A resident with peripheral vascular disease, muscle weakness, CHF, and an active wound infection was on Enhanced Barrier Precautions (EBP) with posted signage requiring PPE use for direct care. Facility policy required targeted gown and glove use to prevent transmission of multidrug-resistant organisms. Despite this, a CNA was observed providing direct care to the resident without any PPE and later acknowledged that PPE should have been worn, while the DON stated the expectation that all staff follow EBP guidelines.
A resident with sepsis, morbid obesity, an abdominal wound vac, an unstageable sacral pressure ulcer, and an actual infection with a surgical wound did not have required Enhanced Barrier Precautions (EBP) signage posted in the room, and PPE was not readily accessible. During observed wound care, an LPN performed treatment without donning a gown. In interviews, the LPN reported believing gowns were only required for residents on transmission-based precautions, and the IP stated that EBP was only needed for residents with infected wounds, demonstrating a failure to implement EBP and appropriate PPE use during high-contact wound care activities.
Surveyors found that a lunch tray return cart containing uncovered, soiled food trays and dishes was left unattended in a main hallway outside an activity room. The housekeeping/laundry manager acknowledged seeing the unattended cart, and the Dietary Manager confirmed that such carts are supposed to remain only in designated areas, such as near the nurse’s station or in the kitchen, and should be returned to the kitchen for cleaning as soon as all trays are collected. This failure was cited as likely to expose all residents to potential pathogens associated with food waste.
Surveyors identified failures in infection prevention and control when a CNA exited a room wearing a gown and gloves instead of doffing PPE before leaving, contrary to the IPC’s stated expectations. In a separate case, a resident admitted with C. diff and a Foley catheter had no EBP signage or PPE available near the room, despite an LVN acknowledging that EBP should have been in place for this resident.
A resident with a G-tube, indwelling catheter, unhealed pressure ulcers, and ongoing wound care orders required Enhanced Barrier Precautions (EBP), but staff failed to post EBP signage at the room entrance during multiple observations. The resident had active orders for enteral feeding, catheter management, and daily wound care. The ADM and DON both acknowledged that the resident met criteria for EBP and that signage is used to inform staff of required precautions, yet no such signage was present, demonstrating a failure to implement the infection prevention and control program.
Surveyors found that a resident with a Foley catheter, care planned for this device, did not have required enhanced barrier precaution signage or PPE (gowns and gloves) available outside the room.
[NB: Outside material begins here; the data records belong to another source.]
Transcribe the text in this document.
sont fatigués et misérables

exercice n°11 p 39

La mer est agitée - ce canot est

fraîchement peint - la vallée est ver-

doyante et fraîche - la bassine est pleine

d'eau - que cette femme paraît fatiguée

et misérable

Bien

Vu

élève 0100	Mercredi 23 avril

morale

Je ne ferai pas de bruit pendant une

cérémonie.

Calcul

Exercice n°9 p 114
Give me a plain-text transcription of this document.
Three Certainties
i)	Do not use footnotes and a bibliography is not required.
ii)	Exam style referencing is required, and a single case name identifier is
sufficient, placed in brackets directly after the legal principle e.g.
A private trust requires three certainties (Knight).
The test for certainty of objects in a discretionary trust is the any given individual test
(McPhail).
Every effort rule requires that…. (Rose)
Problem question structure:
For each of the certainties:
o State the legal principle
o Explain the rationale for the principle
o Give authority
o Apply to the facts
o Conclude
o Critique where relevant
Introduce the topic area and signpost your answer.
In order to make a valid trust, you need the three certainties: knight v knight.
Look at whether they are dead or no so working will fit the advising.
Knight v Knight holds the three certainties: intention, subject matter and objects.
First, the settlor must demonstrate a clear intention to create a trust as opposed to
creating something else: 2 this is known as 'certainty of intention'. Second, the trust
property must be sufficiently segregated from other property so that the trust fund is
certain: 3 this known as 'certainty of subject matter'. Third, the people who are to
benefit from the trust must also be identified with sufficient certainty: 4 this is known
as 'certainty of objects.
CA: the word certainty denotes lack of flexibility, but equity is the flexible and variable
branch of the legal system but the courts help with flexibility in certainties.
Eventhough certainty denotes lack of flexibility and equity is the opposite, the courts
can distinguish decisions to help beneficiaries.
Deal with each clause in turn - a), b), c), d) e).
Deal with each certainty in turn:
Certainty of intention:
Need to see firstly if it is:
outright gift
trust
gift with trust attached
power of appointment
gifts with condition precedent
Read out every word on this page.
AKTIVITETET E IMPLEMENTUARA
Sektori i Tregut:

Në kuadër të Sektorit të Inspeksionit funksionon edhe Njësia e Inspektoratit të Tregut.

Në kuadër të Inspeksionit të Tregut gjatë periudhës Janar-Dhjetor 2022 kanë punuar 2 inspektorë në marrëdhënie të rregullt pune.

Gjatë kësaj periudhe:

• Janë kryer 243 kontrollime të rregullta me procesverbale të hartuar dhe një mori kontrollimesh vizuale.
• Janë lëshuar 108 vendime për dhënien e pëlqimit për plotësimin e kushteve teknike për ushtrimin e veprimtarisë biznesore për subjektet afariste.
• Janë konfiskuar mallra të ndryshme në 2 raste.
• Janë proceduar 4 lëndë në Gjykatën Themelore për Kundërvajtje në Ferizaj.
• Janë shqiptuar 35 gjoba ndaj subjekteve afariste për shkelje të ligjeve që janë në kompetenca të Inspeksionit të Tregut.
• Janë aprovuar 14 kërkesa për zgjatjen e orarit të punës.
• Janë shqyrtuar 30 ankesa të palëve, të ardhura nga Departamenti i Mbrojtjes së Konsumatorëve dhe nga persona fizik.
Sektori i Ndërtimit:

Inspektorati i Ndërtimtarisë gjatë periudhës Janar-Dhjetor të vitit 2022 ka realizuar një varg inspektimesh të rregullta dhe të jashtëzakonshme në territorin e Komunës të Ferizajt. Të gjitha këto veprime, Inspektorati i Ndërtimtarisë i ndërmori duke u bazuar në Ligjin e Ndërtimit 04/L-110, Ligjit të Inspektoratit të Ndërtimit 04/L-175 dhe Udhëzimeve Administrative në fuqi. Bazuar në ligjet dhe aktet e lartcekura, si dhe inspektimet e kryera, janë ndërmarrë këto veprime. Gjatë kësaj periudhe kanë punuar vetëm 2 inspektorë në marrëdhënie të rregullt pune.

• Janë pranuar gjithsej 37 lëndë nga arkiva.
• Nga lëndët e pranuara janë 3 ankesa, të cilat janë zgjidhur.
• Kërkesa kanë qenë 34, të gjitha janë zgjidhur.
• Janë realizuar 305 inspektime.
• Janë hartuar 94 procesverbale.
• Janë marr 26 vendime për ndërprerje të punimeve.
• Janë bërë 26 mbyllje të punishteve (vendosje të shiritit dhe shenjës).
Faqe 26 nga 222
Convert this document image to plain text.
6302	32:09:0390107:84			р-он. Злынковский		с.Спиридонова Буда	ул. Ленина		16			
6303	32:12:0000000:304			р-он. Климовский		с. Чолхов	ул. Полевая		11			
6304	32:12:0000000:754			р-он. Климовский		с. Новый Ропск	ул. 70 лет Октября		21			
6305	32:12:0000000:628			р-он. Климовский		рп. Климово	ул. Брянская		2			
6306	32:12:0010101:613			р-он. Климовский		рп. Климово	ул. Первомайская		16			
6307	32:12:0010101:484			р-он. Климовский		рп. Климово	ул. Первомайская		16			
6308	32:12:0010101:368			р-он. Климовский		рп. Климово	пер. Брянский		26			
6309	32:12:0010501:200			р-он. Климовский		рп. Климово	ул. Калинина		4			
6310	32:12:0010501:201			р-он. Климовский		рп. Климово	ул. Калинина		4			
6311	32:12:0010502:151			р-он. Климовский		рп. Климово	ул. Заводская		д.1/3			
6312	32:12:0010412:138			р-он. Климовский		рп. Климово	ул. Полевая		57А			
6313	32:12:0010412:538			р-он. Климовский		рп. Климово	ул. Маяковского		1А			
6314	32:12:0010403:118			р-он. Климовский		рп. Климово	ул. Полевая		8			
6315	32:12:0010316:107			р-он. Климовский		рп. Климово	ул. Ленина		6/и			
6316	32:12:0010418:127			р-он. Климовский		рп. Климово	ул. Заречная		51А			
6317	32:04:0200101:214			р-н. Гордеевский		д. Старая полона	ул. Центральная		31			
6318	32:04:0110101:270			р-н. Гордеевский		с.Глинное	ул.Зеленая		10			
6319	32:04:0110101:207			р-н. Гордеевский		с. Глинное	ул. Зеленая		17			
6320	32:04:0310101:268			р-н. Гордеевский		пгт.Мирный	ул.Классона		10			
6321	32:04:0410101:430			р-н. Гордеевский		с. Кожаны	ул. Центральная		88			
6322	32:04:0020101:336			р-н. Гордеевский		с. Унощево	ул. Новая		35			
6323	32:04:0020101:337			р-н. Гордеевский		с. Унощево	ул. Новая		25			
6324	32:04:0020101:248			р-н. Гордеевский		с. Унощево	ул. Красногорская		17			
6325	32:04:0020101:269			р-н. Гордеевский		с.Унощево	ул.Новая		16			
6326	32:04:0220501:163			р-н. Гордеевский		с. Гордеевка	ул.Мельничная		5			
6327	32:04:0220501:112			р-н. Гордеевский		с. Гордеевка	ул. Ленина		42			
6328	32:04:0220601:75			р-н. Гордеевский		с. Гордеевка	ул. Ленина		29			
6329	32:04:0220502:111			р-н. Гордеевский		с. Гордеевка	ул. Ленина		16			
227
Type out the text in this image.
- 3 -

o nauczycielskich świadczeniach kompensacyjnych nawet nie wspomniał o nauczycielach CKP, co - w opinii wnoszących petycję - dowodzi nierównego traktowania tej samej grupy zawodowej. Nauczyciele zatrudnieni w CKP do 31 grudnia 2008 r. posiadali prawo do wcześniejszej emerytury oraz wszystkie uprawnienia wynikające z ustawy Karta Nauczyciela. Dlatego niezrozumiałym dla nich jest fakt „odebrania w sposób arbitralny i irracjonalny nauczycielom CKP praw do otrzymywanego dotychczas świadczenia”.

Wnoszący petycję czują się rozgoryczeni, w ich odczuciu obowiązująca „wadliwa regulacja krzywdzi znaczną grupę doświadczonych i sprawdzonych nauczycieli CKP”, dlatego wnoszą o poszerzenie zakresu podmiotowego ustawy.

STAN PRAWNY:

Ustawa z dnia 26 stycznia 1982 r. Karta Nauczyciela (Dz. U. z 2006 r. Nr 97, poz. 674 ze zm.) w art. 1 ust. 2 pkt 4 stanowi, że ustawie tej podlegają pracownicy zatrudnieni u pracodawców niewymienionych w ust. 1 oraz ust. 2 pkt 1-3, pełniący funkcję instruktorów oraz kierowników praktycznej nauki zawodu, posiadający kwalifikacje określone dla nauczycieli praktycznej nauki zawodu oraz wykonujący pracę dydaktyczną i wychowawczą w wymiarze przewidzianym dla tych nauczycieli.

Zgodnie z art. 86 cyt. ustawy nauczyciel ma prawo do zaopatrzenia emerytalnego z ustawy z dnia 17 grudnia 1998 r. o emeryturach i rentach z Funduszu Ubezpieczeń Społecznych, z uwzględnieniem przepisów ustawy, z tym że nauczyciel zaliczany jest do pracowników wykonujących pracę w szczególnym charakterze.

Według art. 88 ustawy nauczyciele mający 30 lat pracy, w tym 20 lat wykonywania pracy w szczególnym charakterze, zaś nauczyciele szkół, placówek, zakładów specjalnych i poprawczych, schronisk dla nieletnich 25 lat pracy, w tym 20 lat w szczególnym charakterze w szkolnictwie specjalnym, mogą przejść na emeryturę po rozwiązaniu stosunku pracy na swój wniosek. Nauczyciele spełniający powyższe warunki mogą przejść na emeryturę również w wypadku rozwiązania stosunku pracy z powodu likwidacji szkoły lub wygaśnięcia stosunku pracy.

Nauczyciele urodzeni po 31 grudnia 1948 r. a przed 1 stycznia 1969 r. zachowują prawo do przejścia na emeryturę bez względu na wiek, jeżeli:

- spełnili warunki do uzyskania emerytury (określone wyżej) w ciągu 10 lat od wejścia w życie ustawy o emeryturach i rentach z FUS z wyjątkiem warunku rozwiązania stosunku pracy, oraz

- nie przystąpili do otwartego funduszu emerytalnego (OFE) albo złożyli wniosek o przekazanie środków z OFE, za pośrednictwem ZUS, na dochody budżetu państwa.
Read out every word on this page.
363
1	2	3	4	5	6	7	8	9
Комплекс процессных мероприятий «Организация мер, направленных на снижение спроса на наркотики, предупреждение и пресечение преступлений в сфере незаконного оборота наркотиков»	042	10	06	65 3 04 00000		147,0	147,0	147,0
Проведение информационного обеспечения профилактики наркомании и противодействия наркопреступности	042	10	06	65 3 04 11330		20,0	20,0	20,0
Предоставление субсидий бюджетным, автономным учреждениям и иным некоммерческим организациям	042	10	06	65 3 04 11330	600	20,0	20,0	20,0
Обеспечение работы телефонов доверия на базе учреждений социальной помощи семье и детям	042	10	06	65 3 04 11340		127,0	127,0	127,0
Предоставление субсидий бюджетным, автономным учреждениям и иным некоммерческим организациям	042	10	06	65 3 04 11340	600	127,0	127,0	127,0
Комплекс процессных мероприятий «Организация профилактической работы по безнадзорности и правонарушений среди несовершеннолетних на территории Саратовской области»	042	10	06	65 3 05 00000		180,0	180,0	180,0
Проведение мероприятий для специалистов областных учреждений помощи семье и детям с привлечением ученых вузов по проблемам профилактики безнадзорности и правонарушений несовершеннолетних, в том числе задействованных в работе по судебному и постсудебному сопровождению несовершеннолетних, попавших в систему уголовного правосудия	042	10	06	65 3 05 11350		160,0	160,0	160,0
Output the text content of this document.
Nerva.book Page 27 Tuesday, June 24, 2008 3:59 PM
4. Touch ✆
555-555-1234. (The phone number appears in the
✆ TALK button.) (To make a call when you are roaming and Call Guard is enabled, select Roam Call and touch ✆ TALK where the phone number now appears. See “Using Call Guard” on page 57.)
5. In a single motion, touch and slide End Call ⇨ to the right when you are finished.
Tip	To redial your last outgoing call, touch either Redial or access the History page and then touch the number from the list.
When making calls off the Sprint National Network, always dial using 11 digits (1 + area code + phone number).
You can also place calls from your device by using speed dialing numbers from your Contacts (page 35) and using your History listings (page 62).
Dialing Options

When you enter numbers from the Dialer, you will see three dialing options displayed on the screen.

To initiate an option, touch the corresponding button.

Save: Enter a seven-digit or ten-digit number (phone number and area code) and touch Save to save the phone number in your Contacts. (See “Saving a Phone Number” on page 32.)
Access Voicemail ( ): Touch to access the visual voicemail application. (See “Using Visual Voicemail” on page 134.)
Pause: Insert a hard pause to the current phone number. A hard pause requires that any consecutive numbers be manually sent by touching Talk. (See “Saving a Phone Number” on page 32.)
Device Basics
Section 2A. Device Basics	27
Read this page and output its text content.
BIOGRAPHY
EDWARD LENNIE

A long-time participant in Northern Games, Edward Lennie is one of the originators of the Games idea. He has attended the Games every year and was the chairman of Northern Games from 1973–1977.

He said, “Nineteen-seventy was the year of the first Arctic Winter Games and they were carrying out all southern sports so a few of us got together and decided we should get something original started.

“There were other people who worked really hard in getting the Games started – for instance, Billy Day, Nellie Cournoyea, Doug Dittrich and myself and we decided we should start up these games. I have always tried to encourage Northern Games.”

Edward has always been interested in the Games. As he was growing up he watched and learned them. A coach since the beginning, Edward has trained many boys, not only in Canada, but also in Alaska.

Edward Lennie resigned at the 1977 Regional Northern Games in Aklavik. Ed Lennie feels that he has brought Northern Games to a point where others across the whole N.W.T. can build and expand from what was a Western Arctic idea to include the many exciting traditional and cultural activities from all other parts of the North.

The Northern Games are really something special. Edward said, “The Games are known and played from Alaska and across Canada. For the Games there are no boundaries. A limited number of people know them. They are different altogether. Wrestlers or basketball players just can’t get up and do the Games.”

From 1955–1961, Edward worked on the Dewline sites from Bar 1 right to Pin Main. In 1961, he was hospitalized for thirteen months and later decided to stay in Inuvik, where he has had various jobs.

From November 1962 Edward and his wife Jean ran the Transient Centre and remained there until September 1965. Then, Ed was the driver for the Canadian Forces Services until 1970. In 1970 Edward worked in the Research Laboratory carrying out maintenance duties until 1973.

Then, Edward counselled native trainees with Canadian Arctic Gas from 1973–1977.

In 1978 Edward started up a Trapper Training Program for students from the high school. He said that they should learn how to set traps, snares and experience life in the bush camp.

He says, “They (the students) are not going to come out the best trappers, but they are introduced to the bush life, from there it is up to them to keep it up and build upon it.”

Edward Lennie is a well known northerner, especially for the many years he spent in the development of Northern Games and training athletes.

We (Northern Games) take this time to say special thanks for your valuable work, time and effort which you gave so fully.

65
During observation, no sign or PPE was present, and in interview the UM confirmed their absence and acknowledged that both were expected for this resident due to the Foley catheter. This deficiency was identified for one of three residents reviewed for Foley catheter-related infection control practices.
A resident on enhanced barrier precautions (EBP) had a tube feeding performed by an LPN who wore gloves but did not don the required gown, despite EBP signage on the room door specifying gown and glove use for high-contact care. During interviews, the LPN initially stated a gown was not required for accessing the feeding tube, then later acknowledged after reviewing the sign that a gown should have been worn. The DON confirmed that tube feedings require appropriate PPE and that the observed practice did not meet expectations.
Surveyors found that the facility failed to consistently implement its infection prevention and control program. A resident on Enhanced Barrier Precautions (EBP) received direct care from two CNAs who did not don required PPE despite EBP signage on the door. In a separate incident, a resident on EBP was transferred with a mechanical lift, and after completing care and removing PPE, CNAs moved the lift directly to another room without cleaning or disinfecting it. The CNAs later acknowledged they had not followed protocol, and the DON, serving as Infection Preventionist, stated that staff are expected to perform hand hygiene, follow infection control precautions, and clean and disinfect all medical equipment after each use.
Surveyors identified that staff failed to follow infection prevention practices for two residents. For a resident receiving wound care for a shin wound and a stage 2 pressure ulcer, staff did not wear gowns during high-contact care despite posted EBP signage and available PPE, and the resident’s body was in direct contact with a CNA’s body during repositioning. For another resident with COPD on 2 LPM oxygen via nasal cannula, staff did not follow orders to change oxygen tubing weekly and label it with the date, leaving the nasal cannula in use without any date marking and with no way to determine when it was last changed.
Surveyors found that the facility did not consistently implement its infection prevention and control program when two residents who required contact or Enhanced Barrier Precautions did not have appropriate precaution signage posted or PPE readily available outside their rooms. One resident with active shingles and an order for contact precautions had no contact precaution sign or accessible PPE at the room entrance. Another resident with multiple pressure injuries and other wounds, with several wound care orders in place, lacked an EBP sign on the room door, a fact later confirmed by a CNA.